Let's see: English, Spanish, Portuguese, Italian, French, German. Those are the ones duolingo teached for a while now, that's already six. Mandarin, Japanese, Russian to add some you've definitely heard of as well. Now just pick a random country you know and add their language. Say... Denmark: Danish. Done. Or the Netherlands: Dutch. Switzerland: Romansh. Okay, that one was a bit obscure, but the point stands.
I was going to come on here and give this response, but I was SURE someone else had already beaten me to it!
Now THAT finally gives you an idea about where the things are going here.. (way back it all started for me with an "él es bilingüe" sentence in Spanish)
You can use them as synonyms in some senses but, in others, there can be a subtle difference between them:
Idioma refers to an official language of a country.

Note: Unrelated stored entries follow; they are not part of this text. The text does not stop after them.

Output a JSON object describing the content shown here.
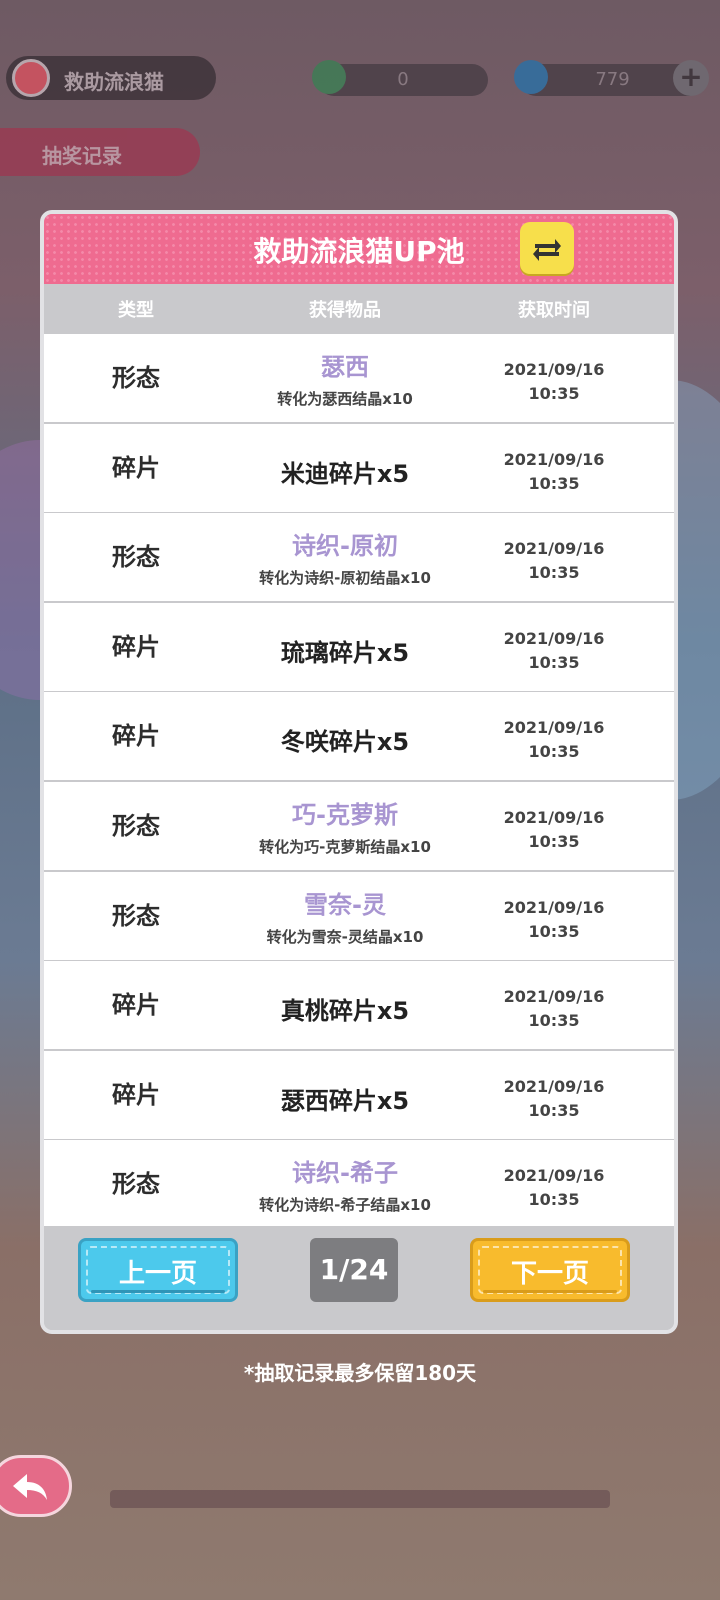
{
  "background": {
    "event_title": "救助流浪猫",
    "record_tab": "抽奖记录",
    "currency1_value": "0",
    "currency2_value": "779"
  },
  "modal": {
    "title": "救助流浪猫UP池",
    "columns": {
      "type": "类型",
      "item": "获得物品",
      "time": "获取时间"
    },
    "rows": [
      {
        "type": "形态",
        "kind": "form",
        "item": "瑟西",
        "sub": "转化为瑟西结晶x10",
        "date": "2021/09/16",
        "clock": "10:35"
      },
      {
        "type": "碎片",
        "kind": "frag",
        "item": "米迪碎片x5",
        "sub": "",
        "date": "2021/09/16",
        "clock": "10:35"
      },
      {
        "type": "形态",
        "kind": "form",
        "item": "诗织-原初",
        "sub": "转化为诗织-原初结晶x10",
        "date": "2021/09/16",
        "clock": "10:35"
      },
      {
        "type": "碎片",
        "kind": "frag",
        "item": "琉璃碎片x5",
        "sub": "",
        "date": "2021/09/16",
        "clock": "10:35"
      },
      {
        "type": "碎片",
        "kind": "frag",
        "item": "冬咲碎片x5",
        "sub": "",
        "date": "2021/09/16",
        "clock": "10:35"
      },
      {
        "type": "形态",
        "kind": "form",
        "item": "巧-克萝斯",
        "sub": "转化为巧-克萝斯结晶x10",
        "date": "2021/09/16",
        "clock": "10:35"
      },
      {
        "type": "形态",
        "kind": "form",
        "item": "雪奈-灵",
        "sub": "转化为雪奈-灵结晶x10",
        "date": "2021/09/16",
        "clock": "10:35"
      },
      {
        "type": "碎片",
        "kind": "frag",
        "item": "真桃碎片x5",
        "sub": "",
        "date": "2021/09/16",
        "clock": "10:35"
      },
      {
        "type": "碎片",
        "kind": "frag",
        "item": "瑟西碎片x5",
        "sub": "",
        "date": "2021/09/16",
        "clock": "10:35"
      },
      {
        "type": "形态",
        "kind": "form",
        "item": "诗织-希子",
        "sub": "转化为诗织-希子结晶x10",
        "date": "2021/09/16",
        "clock": "10:35"
      }
    ],
    "prev_label": "上一页",
    "next_label": "下一页",
    "page_indicator": "1/24"
  },
  "footnote": "*抽取记录最多保留180天",
  "colors": {
    "header_pink": "#ef6b90",
    "form_purple": "#a895d1",
    "prev_blue": "#4cc9ec",
    "next_yellow": "#f8bb2d"
  }
}
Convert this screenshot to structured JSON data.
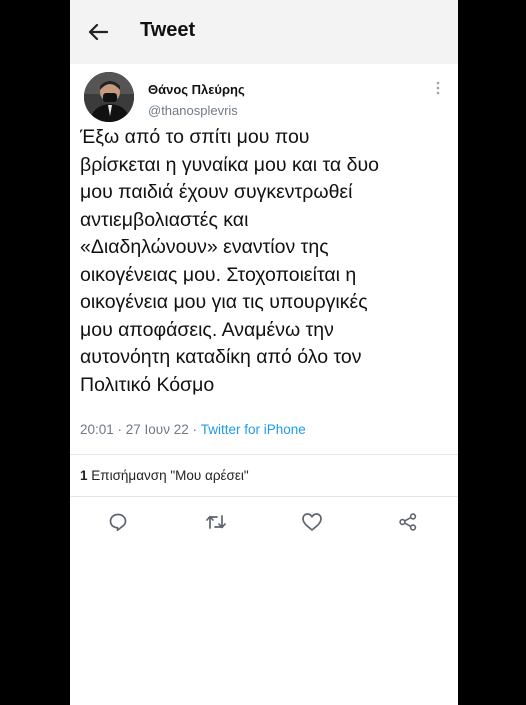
{
  "header": {
    "title": "Tweet",
    "back_icon": "arrow-left-icon"
  },
  "tweet": {
    "author_name": "Θάνος Πλεύρης",
    "author_handle": "@thanosplevris",
    "text": "Έξω από το σπίτι μου που\nβρίσκεται η γυναίκα μου και τα δυο\nμου παιδιά έχουν συγκεντρωθεί\nαντιεμβολιαστές και\n«Διαδηλώνουν» εναντίον της\nοικογένειας μου. Στοχοποιείται η\nοικογένεια μου για τις υπουργικές\nμου αποφάσεις. Αναμένω την\nαυτονόητη καταδίκη από όλο τον\nΠολιτικό Κόσμο",
    "time": "20:01 · 27 Ιουν 22 · ",
    "source": "Twitter for iPhone"
  },
  "stats": {
    "likes_count": "1",
    "likes_label": " Επισήμανση \"Μου αρέσει\""
  },
  "actions": [
    "reply-icon",
    "retweet-icon",
    "like-icon",
    "share-icon"
  ],
  "colors": {
    "link": "#1d9bf0",
    "secondary_text": "#6e7a84",
    "icon": "#5b6570"
  }
}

It is linked to the existence of a national State and is proposed to identify this country among others by the language.
Língua refers to a language spoken by a group of people.

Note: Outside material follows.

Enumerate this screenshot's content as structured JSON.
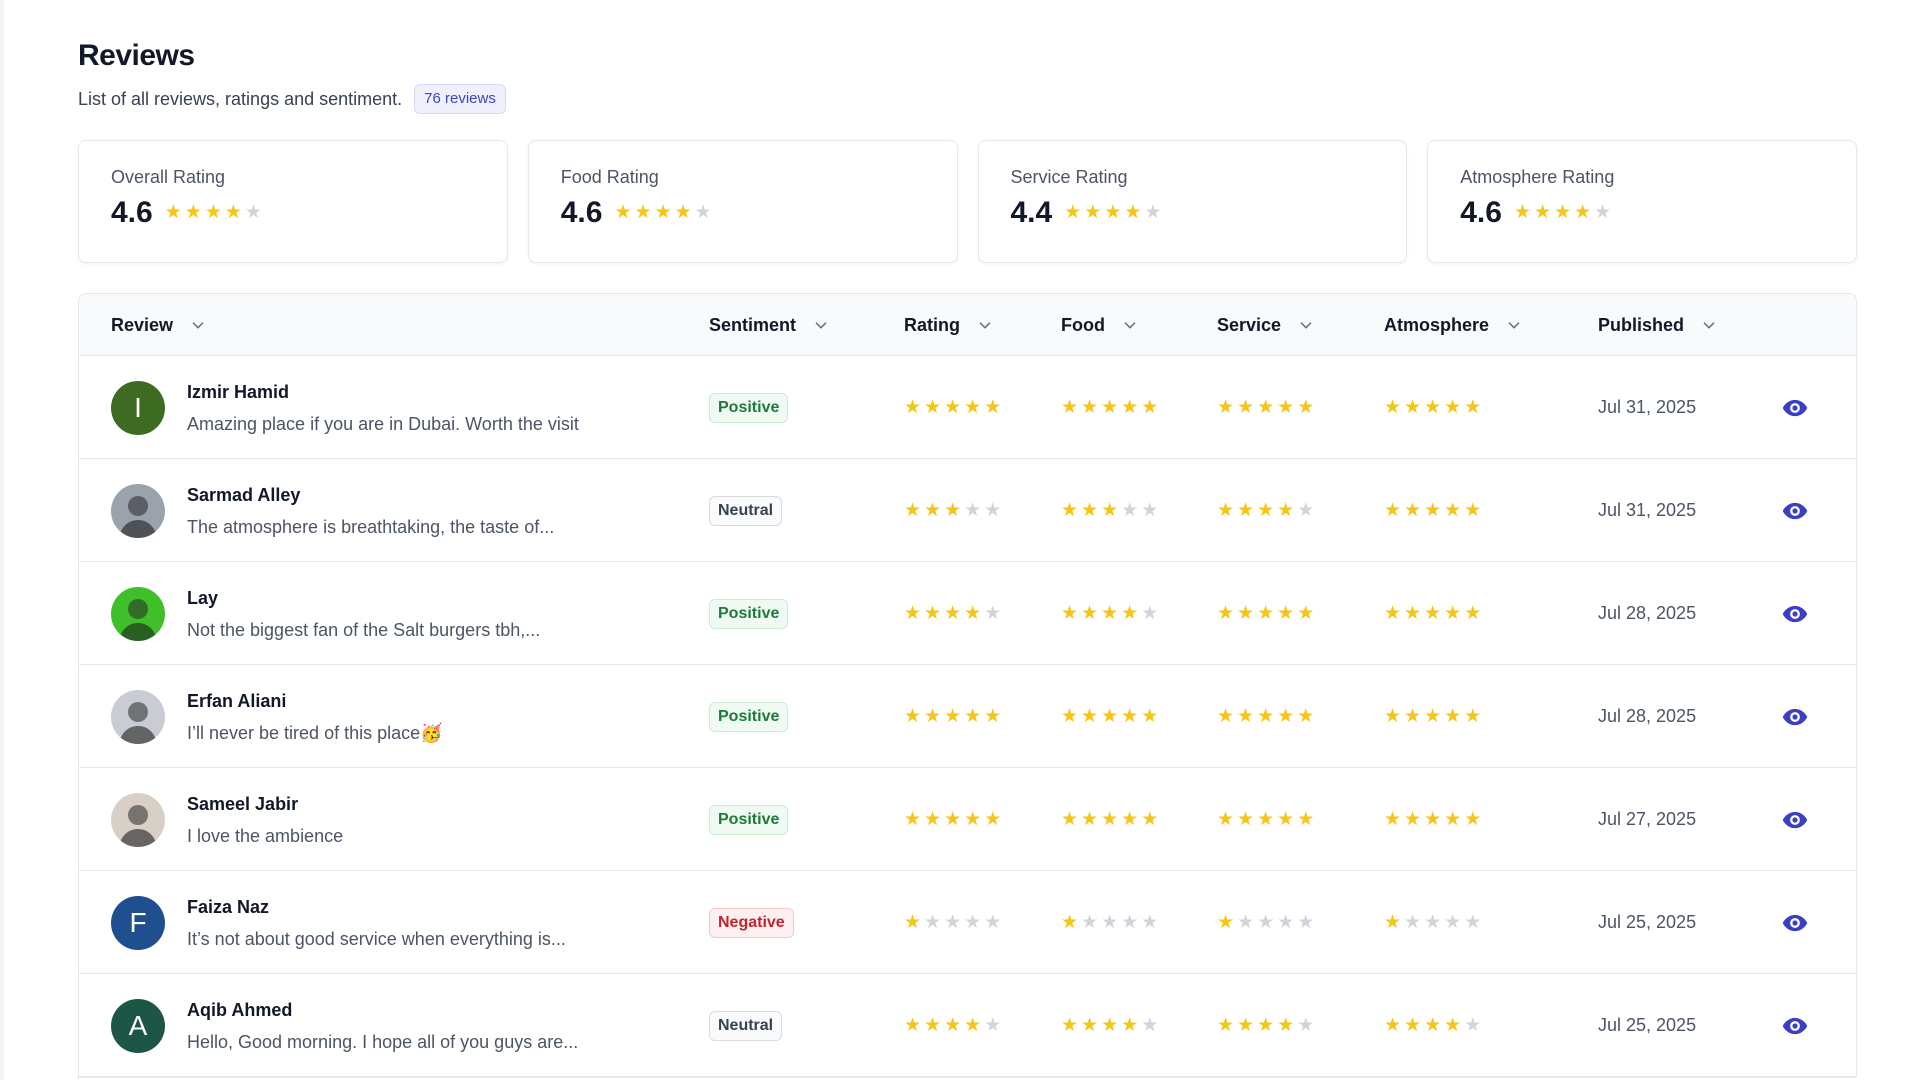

The Portuguese language is thus both an idioma and a língua. It is official in Brazil and is also spoken by its people.
The Basque language or the Sami language are línguas but not idiomas. Surely they are official regionaly but they can not be considered idiomas since they are not used to identify the national State in which they are spoken.
There can be also a country with two idiomas. In Canada both English and French are official.